Ultrasound also has a well-documented influence on MSC differentiation. However, there are some inconsistencies, regarding how it affects MSCs in normal culture conditions. While Kusuyama et al found that LIPUS enhances stemness, in part by upregulating the stem cell factor Nanog[52], Lai et al found that LIPUS pushes MSCs toward an osteogenic fate[53], whereas Lee et al found continuous LIPUS (cLIPUS) to push MSCs to a chondrogenic fate[54]. These discrepancies may arise due to different ultrasound settings, culture conditions, or cell source. What has consistently been demonstrated is that when MSCs are already induced toward a certain fate, LIPUS enhances differentiation toward that lineage. For MSCs cultured in osteogenic induction media, LIPUS enhances the expression of osteogenic markers[55]. When MSCs are cultured in a chondrogenic medium, cLIPUS and LIPUS enhance the expression of chondrogenic genes and the production of glycosaminoglycans[56]. Finally, a few studies have shown that cLIPUS[57] and LIPUS[58] enhance the differentiation of MSCs into neural fates, increasing the secretion of neurotrophic factors as well as the expression of neural markers and calcium channels[57]. While changes in the MSC secretome were evaluated in our study, the phenotype stability of MSCs was not investigated. However, previous studies[59-61] have shown that the MSC phenotype is a function of ultrasound intensity. For example, a low-intensity ultrasound (< 0.2 W/cm[2]), applied as pulsed LIPUS or cLIPUS wave, has been documented to enhance the chondrocyte phenotype[59], improve cartilage repair[60], and induce hBM-MSC chondrogenesis in vitro [61] and in vivo [62], notably in the absence of exogenous chondroinductive biochemical factors[54]. There is therefore a possibility of changes in phenotype and differentiation potential in MSCs using our pFUS parameters in both low (0.45 W/cm[2]) and high (1.3 W/cm[2]) intensities; however, further studies will be required to evaluate this phenomenon.

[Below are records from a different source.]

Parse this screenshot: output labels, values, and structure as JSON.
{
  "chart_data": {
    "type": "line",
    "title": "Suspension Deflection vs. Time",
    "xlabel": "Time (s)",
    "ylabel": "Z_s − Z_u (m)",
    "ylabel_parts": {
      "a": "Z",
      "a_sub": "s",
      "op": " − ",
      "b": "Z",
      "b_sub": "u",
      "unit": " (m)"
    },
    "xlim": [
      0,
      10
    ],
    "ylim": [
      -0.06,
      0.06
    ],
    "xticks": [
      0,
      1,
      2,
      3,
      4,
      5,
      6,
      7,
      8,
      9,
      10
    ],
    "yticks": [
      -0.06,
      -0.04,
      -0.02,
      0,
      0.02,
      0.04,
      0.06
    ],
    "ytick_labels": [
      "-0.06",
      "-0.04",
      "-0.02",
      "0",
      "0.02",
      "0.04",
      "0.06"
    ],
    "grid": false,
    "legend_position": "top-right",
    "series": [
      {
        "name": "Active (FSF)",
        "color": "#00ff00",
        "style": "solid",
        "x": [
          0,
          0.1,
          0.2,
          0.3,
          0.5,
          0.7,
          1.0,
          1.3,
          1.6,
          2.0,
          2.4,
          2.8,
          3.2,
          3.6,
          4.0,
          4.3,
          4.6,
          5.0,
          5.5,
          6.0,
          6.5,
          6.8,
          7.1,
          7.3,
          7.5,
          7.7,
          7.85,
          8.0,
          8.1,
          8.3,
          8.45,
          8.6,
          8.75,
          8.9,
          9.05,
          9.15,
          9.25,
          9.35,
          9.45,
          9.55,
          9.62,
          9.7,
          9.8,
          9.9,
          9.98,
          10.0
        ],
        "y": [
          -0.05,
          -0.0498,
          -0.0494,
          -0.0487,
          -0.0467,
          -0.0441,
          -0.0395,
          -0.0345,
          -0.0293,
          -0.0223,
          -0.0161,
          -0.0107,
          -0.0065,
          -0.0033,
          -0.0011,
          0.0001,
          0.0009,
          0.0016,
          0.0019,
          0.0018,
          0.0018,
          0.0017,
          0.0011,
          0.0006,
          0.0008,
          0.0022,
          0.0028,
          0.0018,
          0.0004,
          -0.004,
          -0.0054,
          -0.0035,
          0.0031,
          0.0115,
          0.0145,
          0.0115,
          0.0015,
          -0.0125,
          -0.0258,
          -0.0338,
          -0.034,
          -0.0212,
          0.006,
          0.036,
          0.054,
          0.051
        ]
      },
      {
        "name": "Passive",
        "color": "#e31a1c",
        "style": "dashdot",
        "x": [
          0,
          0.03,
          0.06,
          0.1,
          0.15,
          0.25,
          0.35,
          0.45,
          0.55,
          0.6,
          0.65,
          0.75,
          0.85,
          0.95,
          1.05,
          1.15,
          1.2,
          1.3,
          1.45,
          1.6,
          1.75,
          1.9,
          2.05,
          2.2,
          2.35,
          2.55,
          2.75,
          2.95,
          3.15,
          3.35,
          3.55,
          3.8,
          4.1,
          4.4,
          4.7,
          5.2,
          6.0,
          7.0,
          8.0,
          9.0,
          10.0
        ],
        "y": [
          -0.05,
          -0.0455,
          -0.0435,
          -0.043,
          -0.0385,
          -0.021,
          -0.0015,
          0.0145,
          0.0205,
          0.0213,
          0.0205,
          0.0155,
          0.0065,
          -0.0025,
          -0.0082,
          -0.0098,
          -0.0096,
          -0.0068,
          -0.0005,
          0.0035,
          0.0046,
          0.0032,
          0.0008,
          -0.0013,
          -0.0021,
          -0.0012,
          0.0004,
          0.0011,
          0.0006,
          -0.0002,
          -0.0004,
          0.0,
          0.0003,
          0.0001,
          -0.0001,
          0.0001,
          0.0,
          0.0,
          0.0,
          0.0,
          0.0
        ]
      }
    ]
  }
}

Finally, we will aim to better understand the ability of translating this approach of using pFUS from the in vitro setting (to precondition MSCs) to in vivo setting where we can stimulate MSCs after they have been given into living subjects. Once the pFUS parameters are optimized and validated, clinical applications of pFUS will only require that the derated pFUS parameters match the optimized determined pFUS parameters.

In summary, our study showed that pFUS can stimulate MSCs, and the response profile is dependent on the intensity of pFUS as well as the source of MSC. These important findings should set the foundation for additional mechanistic and validation studies using this noninvasive and translatable technology in regenerative medicine.